Janet Spellman was one of the nurses to sit for the original pencil-and-paper CEN exam in July 1980. Board certification for nurses was just becoming real. While she was one of the first nurses to achieve the CEN certification, she also became an Item Writer for the exam. Janet always wanted to be a nurse but didn’t know any nurses she could look up to. She started her career with no real plan.
Around the time the CEN was being developed, Janet worked in a teaching hospital. Here, she had to deal with a variety of different circumstances and realized the vast amount of knowledge spanned across different departments. When there was an opportunity to take a course and learn something new, Janet took it. When ENA announced it had a review course to study for the CEN, she began preparing to take the exam herself. Her initial motivation for getting certified was to showcase the knowledge she had in the ED and to continue educating herself even further.
After 40 years, she maintains her CEN for one simple reason: “emergency nursing is a fast-paced, ever-changing profession that requires you to learn and grow with it to remain successful.”
There have been countless times that Janet has used her credentials to prove herself in the field, whether it was working with other nurses, physicians, EMTs, or even patients… the list goes on and on. “Nursing continues to be an underappreciated profession,” says Janet, “maintaining certification proves to others that you are as prepared for your job as possible.”
She found that certified nurses drastically enhance patient experiences and outcomes.

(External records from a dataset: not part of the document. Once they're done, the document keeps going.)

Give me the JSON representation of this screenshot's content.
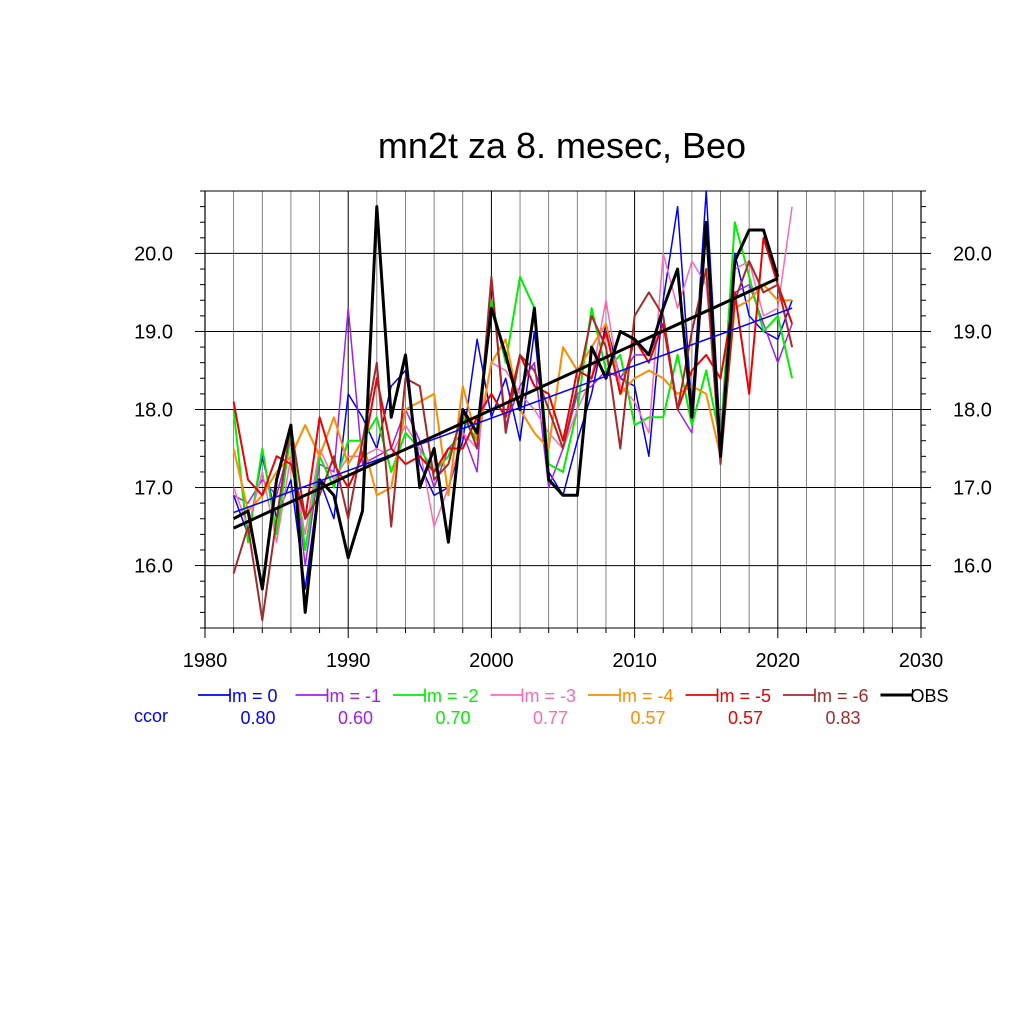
{
  "chart_data": {
    "type": "line",
    "title": "mn2t za 8. mesec, Beo",
    "xlabel": "",
    "ylabel": "",
    "xlim": [
      1980,
      2030
    ],
    "ylim": [
      15.2,
      20.8
    ],
    "x_ticks": [
      "1980",
      "1990",
      "2000",
      "2010",
      "2020",
      "2030"
    ],
    "y_ticks": [
      "16.0",
      "17.0",
      "18.0",
      "19.0",
      "20.0"
    ],
    "grid": true,
    "legend_position": "bottom",
    "ccor_label": "ccor",
    "x": [
      1982,
      1983,
      1984,
      1985,
      1986,
      1987,
      1988,
      1989,
      1990,
      1991,
      1992,
      1993,
      1994,
      1995,
      1996,
      1997,
      1998,
      1999,
      2000,
      2001,
      2002,
      2003,
      2004,
      2005,
      2006,
      2007,
      2008,
      2009,
      2010,
      2011,
      2012,
      2013,
      2014,
      2015,
      2016,
      2017,
      2018,
      2019,
      2020,
      2021
    ],
    "series": [
      {
        "name": "lm = 0",
        "ccor": "0.80",
        "color": "#0000ff",
        "width": 1.5,
        "values": [
          16.9,
          16.4,
          17.4,
          16.6,
          17.1,
          15.7,
          17.1,
          16.6,
          18.2,
          17.9,
          17.5,
          18.3,
          18.5,
          17.3,
          16.9,
          17.0,
          17.6,
          18.9,
          17.9,
          18.4,
          17.6,
          19.0,
          17.2,
          16.9,
          17.6,
          18.2,
          19.1,
          18.4,
          18.3,
          17.4,
          19.4,
          20.6,
          18.0,
          20.8,
          17.6,
          20.0,
          19.2,
          19.0,
          18.9,
          19.4
        ]
      },
      {
        "name": "lm = -1",
        "ccor": "0.60",
        "color": "#a020f0",
        "width": 1.5,
        "values": [
          16.9,
          16.8,
          17.1,
          16.9,
          17.6,
          16.0,
          17.3,
          17.2,
          19.3,
          17.3,
          17.4,
          17.5,
          18.0,
          17.6,
          17.0,
          17.5,
          17.7,
          17.2,
          19.7,
          17.8,
          18.3,
          18.6,
          17.0,
          17.5,
          18.2,
          18.3,
          18.5,
          18.4,
          18.7,
          18.7,
          19.1,
          18.0,
          17.7,
          20.3,
          17.6,
          19.5,
          19.6,
          19.1,
          18.6,
          19.1
        ]
      },
      {
        "name": "lm = -2",
        "ccor": "0.70",
        "color": "#00ee00",
        "width": 2,
        "values": [
          18.0,
          16.3,
          17.5,
          16.4,
          17.7,
          16.2,
          17.4,
          17.0,
          17.6,
          17.6,
          17.9,
          17.2,
          17.7,
          17.5,
          17.2,
          17.4,
          17.9,
          17.6,
          19.4,
          18.6,
          19.7,
          19.3,
          17.3,
          17.2,
          18.0,
          19.3,
          18.5,
          18.7,
          17.8,
          17.9,
          17.9,
          18.7,
          17.8,
          18.5,
          17.6,
          20.4,
          19.7,
          19.0,
          19.2,
          18.4
        ]
      },
      {
        "name": "lm = -3",
        "ccor": "0.77",
        "color": "#ff69b4",
        "width": 1.5,
        "values": [
          17.0,
          16.5,
          17.2,
          16.3,
          17.4,
          16.4,
          17.5,
          17.1,
          17.4,
          17.4,
          17.5,
          17.4,
          17.8,
          17.5,
          16.5,
          17.0,
          17.7,
          17.5,
          18.6,
          18.5,
          18.2,
          18.0,
          17.7,
          17.5,
          18.0,
          18.4,
          19.4,
          18.3,
          18.1,
          17.7,
          20.0,
          19.3,
          19.9,
          19.6,
          17.6,
          19.8,
          19.9,
          19.2,
          19.3,
          20.6
        ]
      },
      {
        "name": "lm = -4",
        "ccor": "0.57",
        "color": "#ff8c00",
        "width": 2,
        "values": [
          17.5,
          16.7,
          16.9,
          17.2,
          17.4,
          17.8,
          17.4,
          17.9,
          17.3,
          17.6,
          16.9,
          17.0,
          18.0,
          18.1,
          18.2,
          16.9,
          18.3,
          17.6,
          18.6,
          18.9,
          18.0,
          17.7,
          17.5,
          18.8,
          18.5,
          18.8,
          19.1,
          18.2,
          18.4,
          18.5,
          18.4,
          18.2,
          18.3,
          18.2,
          17.4,
          19.3,
          19.4,
          19.6,
          19.4,
          19.4
        ]
      },
      {
        "name": "lm = -5",
        "ccor": "0.57",
        "color": "#ee0000",
        "width": 2,
        "values": [
          18.1,
          17.1,
          16.9,
          17.4,
          17.3,
          16.6,
          17.9,
          17.3,
          17.0,
          17.4,
          18.4,
          17.5,
          17.3,
          17.4,
          17.2,
          17.5,
          17.5,
          17.9,
          18.2,
          17.9,
          18.7,
          18.3,
          18.2,
          17.6,
          18.5,
          18.4,
          19.0,
          18.2,
          18.9,
          18.6,
          19.1,
          18.0,
          18.5,
          18.7,
          18.4,
          19.5,
          18.2,
          20.2,
          19.6,
          19.1
        ]
      },
      {
        "name": "lm = -6",
        "ccor": "0.83",
        "color": "#a52a2a",
        "width": 2,
        "values": [
          15.9,
          16.5,
          15.3,
          16.6,
          17.8,
          16.6,
          16.9,
          17.4,
          16.6,
          17.6,
          18.6,
          16.5,
          18.4,
          18.3,
          17.1,
          17.3,
          18.0,
          17.5,
          19.7,
          17.7,
          18.7,
          18.5,
          18.0,
          17.5,
          18.3,
          19.2,
          18.8,
          17.5,
          19.2,
          19.5,
          19.2,
          18.0,
          19.0,
          19.8,
          17.3,
          19.4,
          19.9,
          19.5,
          19.6,
          18.8
        ]
      },
      {
        "name": "OBS",
        "ccor": "",
        "color": "#000000",
        "width": 3,
        "values": [
          16.6,
          16.7,
          15.7,
          17.1,
          17.8,
          15.4,
          17.1,
          16.9,
          16.1,
          16.7,
          20.6,
          17.9,
          18.7,
          17.0,
          17.5,
          16.3,
          18.0,
          17.7,
          19.3,
          18.7,
          18.0,
          19.3,
          17.1,
          16.9,
          16.9,
          18.8,
          18.4,
          19.0,
          18.9,
          18.7,
          19.3,
          19.8,
          17.9,
          20.4,
          17.4,
          19.9,
          20.3,
          20.3,
          19.7,
          null
        ]
      }
    ],
    "trend_lines": [
      {
        "series": "lm = 0",
        "color": "#0000ff",
        "width": 1.5,
        "x": [
          1982,
          2021
        ],
        "y": [
          16.68,
          19.3
        ]
      },
      {
        "series": "OBS",
        "color": "#000000",
        "width": 3,
        "x": [
          1982,
          2020
        ],
        "y": [
          16.48,
          19.68
        ]
      }
    ]
  }
}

Being certified and getting other nurses certified not only boosted her reputation, but also elevated the hospital she was working at.
Even though her whole career was not spent in the ED, she continued to maintain her CEN. She took every opportunity that was given to her, which led her to EMT-Paramedic and work with Emergency Preparedness and Disaster Relief, among many Allied Health Professionals. Janet believed that she should take risks, knowing if she kept up the credentials she needed, emergency nursing would always be there to welcome her home. Janet had a long career full of many unique experiences and opportunities. She retired last year after receiving a donor kidney transplant.
Her advice to new nurses: “Everyone has the same opportunities. Are you taking advantage of them?” She also advises everyone to educate themselves beyond their degree.
“Experience is the best teacher,” she says, “the field is always changing – make sure you’re growing with it.”